Come rispondono i partiti tradizionali?

«Con due errori gravissimi. Il primo, che risale agli anni Sessanta, è non avere preparato i cittadini alla società multiculturale, dandola per scontata. Così facendo, hanno lasciato il tema nelle mani dei populisti. Il secondo errore, più recente, è quello di essersi messi a imitare questi partiti».

In Francia lo ha fatto anche la sinistra al governo, riprendendo l’idea della revoca della nazionalità, vecchio cavallo di battaglia del FN.

«Una cosa incredibile. Una grande sconfitta ideologica, e una vittoria indubbia per i populisti. Copiarne le ricette significa ammettere la loro superiorità intellettuale, e legittimarli. I cittadini finiscono per preferire l’originale».

In Austria i socialdemocratici e i conservatori sono stati spazzati via al primo turno. Una crisi simile è prevedibile anche nel resto dell’Europa?

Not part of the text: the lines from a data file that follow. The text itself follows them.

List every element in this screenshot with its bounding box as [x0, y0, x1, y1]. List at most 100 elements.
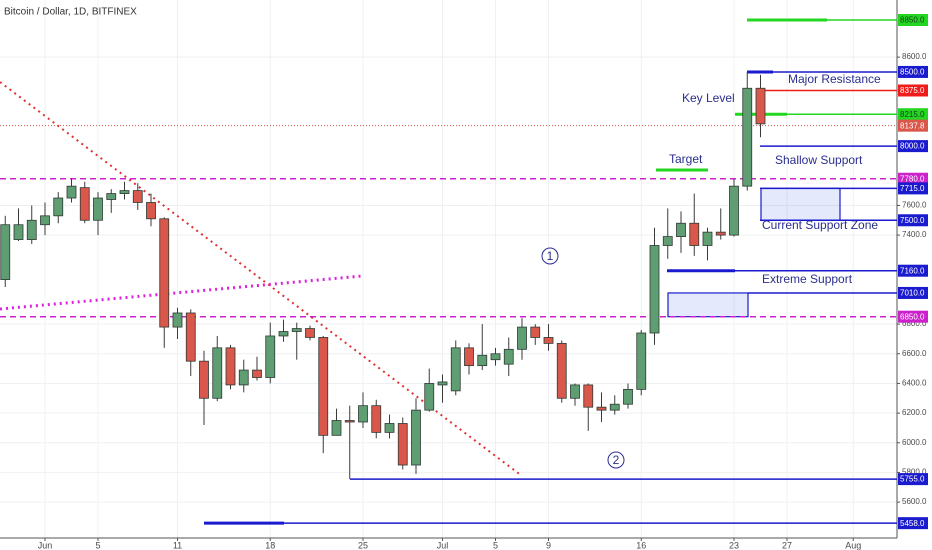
annotation: Extreme Support [762, 272, 853, 286]
candle-body [649, 245, 660, 334]
candle-body [225, 347, 236, 386]
candle-body [464, 347, 474, 367]
candle-body [132, 190, 143, 203]
level-label-box [898, 264, 928, 277]
level-label: 8375.0 [900, 86, 925, 95]
level-label: 7780.0 [900, 174, 925, 183]
candle-body [278, 331, 289, 337]
level-label-box [898, 286, 928, 299]
candle-body [212, 347, 223, 399]
candle-body [397, 423, 408, 466]
candle-body [411, 409, 421, 466]
candle-body [715, 231, 726, 236]
y-tick-label: 6800.0 [902, 319, 927, 328]
candle-body [702, 231, 713, 246]
candle-body [93, 197, 103, 221]
y-tick-label: 7400.0 [902, 230, 927, 239]
candle-body [252, 369, 262, 378]
support-zone [760, 187, 841, 221]
candle-body [344, 420, 355, 423]
level-label: 5458.0 [900, 519, 925, 528]
candle-body [570, 384, 580, 399]
annotation: Shallow Support [775, 153, 863, 167]
annotation: Target [669, 152, 703, 166]
candle-body [450, 347, 461, 392]
candle-body [318, 337, 329, 436]
annotation: Major Resistance [788, 72, 881, 86]
level-label: 7500.0 [900, 216, 925, 225]
annotation: 1 [547, 249, 554, 263]
candle-body [159, 218, 170, 328]
candle-body [517, 326, 527, 350]
level-label: 5755.0 [900, 475, 925, 484]
candle-body [305, 328, 315, 338]
level-label: 8500.0 [900, 68, 925, 77]
level-label-box [898, 214, 928, 227]
y-tick-label: 6200.0 [902, 408, 927, 417]
x-tick-label: 16 [636, 540, 646, 550]
x-tick-label: Jun [38, 540, 53, 550]
y-tick-label: 5600.0 [902, 497, 927, 506]
level-label: 8137.8 [900, 121, 925, 130]
wave-marker [607, 451, 625, 469]
candle-body [609, 403, 620, 411]
candle-body [13, 224, 24, 240]
candle-body [119, 190, 130, 194]
x-tick-label: 11 [173, 540, 182, 550]
candle-body [662, 236, 673, 246]
level-label-box [898, 310, 928, 323]
trend-line [0, 274, 363, 311]
candle-body [477, 354, 488, 367]
candle-body [265, 335, 276, 378]
candle-body [490, 353, 501, 361]
wave-marker [541, 247, 559, 265]
level-label-box [898, 65, 928, 78]
level-label-box [898, 108, 928, 121]
candle-body [742, 87, 753, 187]
candle-body [0, 224, 11, 281]
level-label-box [898, 84, 928, 97]
candle-body [729, 185, 739, 236]
x-tick-label: 27 [782, 540, 792, 550]
y-tick-label: 6400.0 [902, 379, 927, 388]
candle-body [676, 222, 686, 237]
level-label-box [898, 182, 928, 195]
x-tick-label: Jul [437, 540, 449, 550]
x-tick-label: Aug [845, 540, 861, 550]
chart-title: Bitcoin / Dollar, 1D, BITFINEX [4, 7, 137, 18]
x-tick-label: 5 [493, 540, 498, 550]
level-label-box [898, 14, 928, 27]
candle-body [384, 423, 395, 433]
level-label: 8215.0 [900, 110, 925, 119]
annotation: Current Support Zone [762, 218, 878, 232]
level-label: 7160.0 [900, 266, 925, 275]
candle-body [530, 326, 541, 338]
candle-body [331, 420, 342, 436]
candle-body [556, 342, 567, 399]
candle-body [185, 312, 196, 362]
candle-body [437, 381, 448, 386]
candle-body [79, 187, 90, 221]
x-tick-label: 5 [95, 540, 100, 550]
level-label: 7715.0 [900, 184, 925, 193]
candle-body [503, 348, 514, 365]
candle-body [238, 369, 249, 386]
trend-line [0, 81, 523, 477]
candle-body [583, 384, 594, 408]
candle-body [623, 388, 633, 405]
candle-body [358, 405, 368, 423]
y-tick-label: 8600.0 [902, 52, 927, 61]
candle-body [53, 197, 64, 217]
candle-body [371, 405, 382, 433]
y-tick-label: 5800.0 [902, 468, 927, 477]
support-zone [667, 292, 749, 318]
candle-body [172, 312, 183, 328]
candle-body [291, 328, 302, 332]
candle-body [755, 87, 766, 125]
annotation: Key Level [682, 91, 735, 105]
x-tick-label: 25 [358, 540, 368, 550]
y-tick-label: 6600.0 [902, 349, 927, 358]
level-label-box [898, 119, 928, 132]
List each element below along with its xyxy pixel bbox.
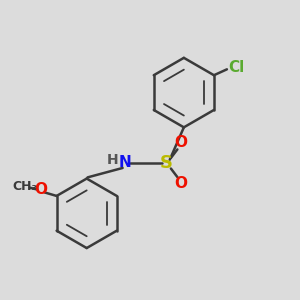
Text: O: O [174,176,187,191]
Text: N: N [118,154,131,169]
Text: CH₃: CH₃ [12,180,37,193]
Text: S: S [160,154,173,172]
Text: O: O [174,135,187,150]
Text: Cl: Cl [229,60,245,75]
Text: O: O [34,182,47,197]
Text: H: H [107,153,118,167]
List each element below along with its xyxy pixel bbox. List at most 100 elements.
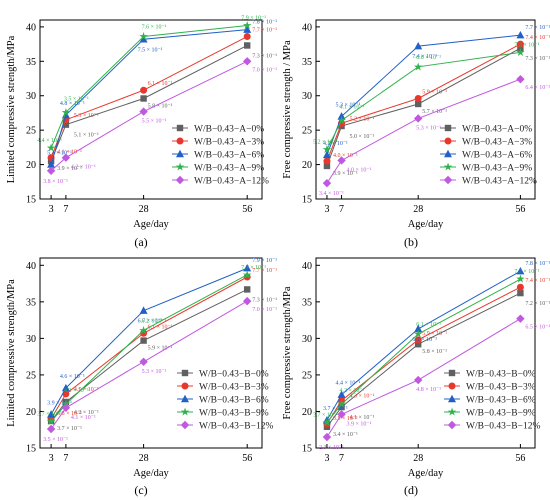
y-tick-label: 20 bbox=[26, 407, 36, 418]
series-line bbox=[326, 270, 521, 421]
series-2: 3.8 × 10⁻¹ 4.5 × 10⁻¹ 6.1 × 10⁻¹ 7.7 × 10⁻¹ bbox=[47, 268, 277, 423]
series-line bbox=[326, 47, 521, 167]
data-point bbox=[61, 153, 71, 162]
data-label: 7.4 × 10⁻¹ bbox=[525, 278, 550, 284]
data-label: 6.8 × 10⁻¹ bbox=[416, 55, 441, 61]
data-label: 4.8 × 10⁻¹ bbox=[60, 101, 85, 107]
data-point bbox=[414, 324, 423, 333]
data-label: 4.5 × 10⁻¹ bbox=[74, 387, 99, 393]
series-line bbox=[50, 60, 248, 172]
legend-entry: W/B−0.43−B−9% bbox=[466, 409, 536, 419]
y-axis-title: Free compressive strength / MPa bbox=[282, 40, 293, 179]
data-label: 7.9 × 10⁻¹ bbox=[252, 258, 277, 264]
legend-entry: W/B−0.43−B−0% bbox=[199, 370, 269, 380]
data-label: 7.7 × 10⁻¹ bbox=[525, 25, 550, 31]
plot-frame bbox=[39, 19, 263, 200]
panel-caption: (c) bbox=[134, 483, 147, 497]
data-label: 7.2 × 10⁻¹ bbox=[514, 42, 539, 48]
data-label: 4.6 × 10⁻¹ bbox=[60, 374, 85, 380]
data-label: 7.0 × 10⁻¹ bbox=[252, 67, 277, 73]
data-label: 3.8 × 10⁻¹ bbox=[43, 179, 68, 185]
y-tick-label: 25 bbox=[26, 126, 36, 137]
data-point bbox=[140, 95, 147, 102]
data-label: 5.8 × 10⁻¹ bbox=[422, 349, 447, 355]
plot-frame bbox=[39, 257, 263, 449]
chart-panel-3: 15 20 25 30 35 40 3 7 28 56 Age/day Limited compres… bbox=[6, 257, 277, 497]
x-axis-title: Age/day bbox=[408, 219, 444, 230]
x-tick-label: 28 bbox=[413, 204, 423, 215]
panel-caption: (a) bbox=[134, 235, 147, 249]
data-label: 5.3 × 10⁻¹ bbox=[74, 113, 99, 119]
data-label: 5.5 × 10⁻¹ bbox=[142, 119, 167, 125]
data-point: ★ bbox=[61, 106, 71, 119]
legend-entry: W/B−0.43−A−0% bbox=[462, 125, 532, 135]
data-label: 5.2 × 10⁻¹ bbox=[350, 116, 375, 122]
series-line bbox=[50, 25, 248, 149]
data-point bbox=[244, 42, 251, 49]
y-tick-label: 30 bbox=[302, 91, 312, 102]
plot-frame bbox=[315, 19, 536, 200]
data-label: 6.4 × 10⁻¹ bbox=[525, 85, 550, 91]
series-3: 5.4 × 10⁻¹ 4.8 × 10⁻¹ 7.5 × 10⁻¹ 7.8 × 10⁻¹ bbox=[47, 20, 277, 168]
y-tick-label: 20 bbox=[302, 160, 312, 171]
y-tick-label: 40 bbox=[302, 261, 312, 272]
legend-entry: W/B−0.43−A−6% bbox=[194, 151, 264, 161]
series-line bbox=[326, 318, 521, 438]
data-label: 6.5 × 10⁻¹ bbox=[525, 325, 550, 331]
data-label: 4.2 × 10⁻¹ bbox=[74, 410, 99, 416]
data-label: 7.9 × 10⁻¹ bbox=[241, 16, 266, 22]
data-point bbox=[337, 112, 346, 120]
data-point bbox=[414, 114, 423, 123]
x-tick-label: 7 bbox=[63, 453, 68, 464]
chart-panel-2: 15 20 25 30 35 40 3 7 28 56 Age/day Free compressiv… bbox=[282, 19, 550, 249]
data-point bbox=[139, 107, 148, 116]
data-point bbox=[323, 157, 331, 165]
data-label: 6.1 × 10⁻¹ bbox=[148, 324, 173, 330]
series-line bbox=[50, 45, 248, 162]
legend: W/B−0.43−B−0% W/B−0.43−B−3% W/B−0.43−B−6% ★… bbox=[444, 370, 540, 432]
data-label: 3.4 × 10⁻¹ bbox=[333, 432, 358, 438]
data-point: ★ bbox=[139, 30, 149, 43]
series-3: 3.7 × 10⁻¹ 4.4 × 10⁻¹ 6.2 × 10⁻¹ 7.8 × 10⁻¹ bbox=[322, 261, 550, 424]
data-point bbox=[62, 398, 70, 406]
series-line bbox=[50, 300, 248, 430]
series-5: 3.5 × 10⁻¹ 4.1 × 10⁻¹ 5.3 × 10⁻¹ 7.0 × 10⁻¹ bbox=[43, 296, 277, 443]
data-label: 4.2 × 10⁻¹ bbox=[340, 388, 365, 394]
legend-marker bbox=[181, 394, 189, 403]
series-line bbox=[326, 286, 521, 425]
data-point bbox=[244, 286, 251, 293]
legend-entry: W/B−0.43−B−6% bbox=[199, 396, 269, 406]
series-line bbox=[50, 288, 248, 422]
data-point bbox=[415, 341, 422, 348]
data-point bbox=[337, 390, 346, 398]
legend-marker bbox=[448, 394, 456, 403]
x-tick-label: 56 bbox=[242, 453, 252, 464]
data-label: 4.1 × 10⁻¹ bbox=[340, 105, 365, 111]
data-point bbox=[61, 403, 71, 413]
data-point: ★ bbox=[139, 324, 149, 337]
data-point: ★ bbox=[337, 114, 347, 127]
data-label: 4.8 × 10⁻¹ bbox=[416, 387, 441, 393]
legend-entry: W/B−0.43−A−12% bbox=[194, 177, 269, 187]
data-point: ★ bbox=[242, 19, 252, 32]
legend-marker: ★ bbox=[443, 161, 453, 174]
data-point bbox=[243, 264, 252, 272]
data-label: 4.1 × 10⁻¹ bbox=[71, 415, 96, 421]
y-axis-title: Free compressive strength/MPa bbox=[282, 286, 293, 419]
x-axis-title: Age/day bbox=[133, 468, 169, 479]
data-point bbox=[322, 150, 331, 159]
data-label: 5.9 × 10⁻¹ bbox=[422, 89, 447, 95]
data-label: 3.7 × 10⁻¹ bbox=[323, 406, 348, 412]
series-line bbox=[50, 267, 248, 415]
legend-marker bbox=[176, 149, 184, 158]
legend-marker bbox=[448, 382, 456, 390]
series-line bbox=[50, 29, 248, 165]
data-label: 3.9 × 10⁻¹ bbox=[333, 171, 358, 177]
data-label: 4.4 × 10⁻¹ bbox=[37, 138, 62, 144]
data-label: 4.4 × 10⁻¹ bbox=[336, 381, 361, 387]
x-tick-label: 7 bbox=[339, 453, 344, 464]
legend-entry: W/B−0.43−B−9% bbox=[199, 409, 269, 419]
x-tick-label: 28 bbox=[413, 453, 423, 464]
y-tick-label: 15 bbox=[26, 444, 36, 455]
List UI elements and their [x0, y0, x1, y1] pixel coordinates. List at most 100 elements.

«Certamente. Guardiamo alla Grecia, alla Spagna, ma anche alla Germania, dove la SPD secondo i sondaggi è ridotta al 19% e dove la CDU di Merkel dovrà vedersela con l’estrema destra anti-immigrati del partito AFD».

Il prossimo trauma sarà Marine Le Pen presidente della Repubblica francese?

«È una partita aperta, e il clima culturale è già pronto. Guardate quel che è successo con lo stato di emergenza, la riforma della Costituzione: nessuno, a parte l’estrema sinistra, ha difeso le libertà. Un vero gruppo intellettuale liberale avrebbe dovuto insorgere, spiegare che in tempi straordinari come questi non si possono toccare le libertà fondamentali, la Costituzione... Niente. Silenzio assoluto».